Here are the high-level steps to reversing an array and this is an in-place reversal.

- Have two pointers: one at start and another at end.
- Swap the two. Then increment start, decrement end (till start < end).

The brute force would be to have a new array and copy elements form back. But, using just an extra pointer, we are able to save O(N) space.

It is easy to find this in two-pass. We can do that as follows:

- In the first pass, find the maximum (say max).
- In the second pass, find the element that smaller than max but largest among all candidates.

The trick is to find this in a single-pass. We can do that with two pointers and thereby, find the second biggest element just in one pass. Here are the steps:

- Keep two pointers: a and b. Traverse the array (say arr) (which means run a for loop with i going from 0 to length(arr)-1)
- If arr[i] is greater than a, then b becomes a and a becomes arr[i]
- Else if arr[i] is greater than b, then b becomes arr[i] (this means that arr[i] is smaller than a but is larger than b)

In two pass, we can do a first pass and find the max. In the second pass, we find the max (by ignoring the previous max). Using two pointers allows us to find the second biggest element in just one pass.

There is another cool approach to finding the second biggest element in an array and that is to use a min-heap with size 2 -- even simple!. The trick is to delete the smaller element from min-heap, if size increases beyond 2. The time-complexity of this approach would be O(Nlog2) but since log2 is constant, the time-complexity would actually be O(N).

The goal is to find two elements that add up to K in a sorted array (arr).

The brute-force approach would be to run two for-loops (i and j) and check if the sum matches K or not. However, this approach would be O(N^2). Instead, we can use two pointer will also allow us find all pairs that add up-to K. Here is how we can do that:

- Have two pointers: one at start and another at end.
- Check the sum of (arr[start]+ arr[end]).
- If the sum is greater than K, then decrement end.
- If the sum is greater less than K, then increment start.
- If the sum is equal to K, then you have found your match!
- Else, keep doing this till start < end. If we did not find any match, then such two elements do not exist.

The approach here is to sort the array and use two pointers.

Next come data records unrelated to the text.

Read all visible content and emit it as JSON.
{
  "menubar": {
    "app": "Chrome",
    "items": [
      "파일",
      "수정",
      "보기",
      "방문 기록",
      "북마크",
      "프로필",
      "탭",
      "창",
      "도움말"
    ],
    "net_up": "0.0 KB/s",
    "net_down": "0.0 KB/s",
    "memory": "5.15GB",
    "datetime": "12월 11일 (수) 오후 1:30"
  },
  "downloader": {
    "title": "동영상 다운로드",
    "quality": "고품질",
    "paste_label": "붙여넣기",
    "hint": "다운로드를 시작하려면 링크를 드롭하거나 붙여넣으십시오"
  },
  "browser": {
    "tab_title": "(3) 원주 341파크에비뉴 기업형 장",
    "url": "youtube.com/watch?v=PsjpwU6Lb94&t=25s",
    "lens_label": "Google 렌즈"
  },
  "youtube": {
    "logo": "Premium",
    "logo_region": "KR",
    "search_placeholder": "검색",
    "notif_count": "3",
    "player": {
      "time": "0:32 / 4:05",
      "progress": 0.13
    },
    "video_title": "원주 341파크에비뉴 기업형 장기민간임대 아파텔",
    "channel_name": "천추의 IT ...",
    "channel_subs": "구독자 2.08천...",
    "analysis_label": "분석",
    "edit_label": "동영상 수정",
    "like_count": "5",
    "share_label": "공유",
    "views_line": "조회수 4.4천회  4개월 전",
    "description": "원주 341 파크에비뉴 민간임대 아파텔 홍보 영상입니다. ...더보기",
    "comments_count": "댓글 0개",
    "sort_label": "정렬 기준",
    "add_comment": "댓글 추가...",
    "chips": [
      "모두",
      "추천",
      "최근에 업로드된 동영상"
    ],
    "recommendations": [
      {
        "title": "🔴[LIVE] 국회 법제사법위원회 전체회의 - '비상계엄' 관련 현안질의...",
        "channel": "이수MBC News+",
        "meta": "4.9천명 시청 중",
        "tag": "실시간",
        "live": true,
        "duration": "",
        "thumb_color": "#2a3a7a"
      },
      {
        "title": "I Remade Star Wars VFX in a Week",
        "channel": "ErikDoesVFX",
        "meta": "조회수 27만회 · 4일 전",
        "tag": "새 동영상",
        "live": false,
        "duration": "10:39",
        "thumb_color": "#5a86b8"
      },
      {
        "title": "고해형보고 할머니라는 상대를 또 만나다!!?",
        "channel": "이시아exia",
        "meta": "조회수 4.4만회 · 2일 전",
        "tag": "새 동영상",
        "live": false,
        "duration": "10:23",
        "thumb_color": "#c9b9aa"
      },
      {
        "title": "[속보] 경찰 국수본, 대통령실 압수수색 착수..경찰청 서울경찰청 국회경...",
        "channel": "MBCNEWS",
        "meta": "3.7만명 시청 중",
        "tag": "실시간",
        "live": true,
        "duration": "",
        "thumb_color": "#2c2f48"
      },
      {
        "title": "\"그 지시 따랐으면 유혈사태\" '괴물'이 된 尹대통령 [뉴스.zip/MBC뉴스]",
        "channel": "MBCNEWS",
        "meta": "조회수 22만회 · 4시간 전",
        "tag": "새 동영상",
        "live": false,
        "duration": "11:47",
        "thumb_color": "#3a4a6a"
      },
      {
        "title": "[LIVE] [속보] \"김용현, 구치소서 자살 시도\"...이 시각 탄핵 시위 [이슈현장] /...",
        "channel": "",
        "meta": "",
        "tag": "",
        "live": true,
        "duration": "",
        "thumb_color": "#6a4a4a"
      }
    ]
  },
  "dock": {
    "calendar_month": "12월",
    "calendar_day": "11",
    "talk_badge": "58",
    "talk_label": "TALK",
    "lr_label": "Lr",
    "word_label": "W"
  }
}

Similar to finding two sum (see above). Along the way, you would either find K or the two elements that are closest to K. This will also allow us find all pairs that are closest.

Alternatively, we can also sort the array and for each element, we use another logN to find the closest. But, in two pointers, we just need (O(NlogN) +N) time-complexity. However, here we need (2 * O(NlogN)) time-complexity.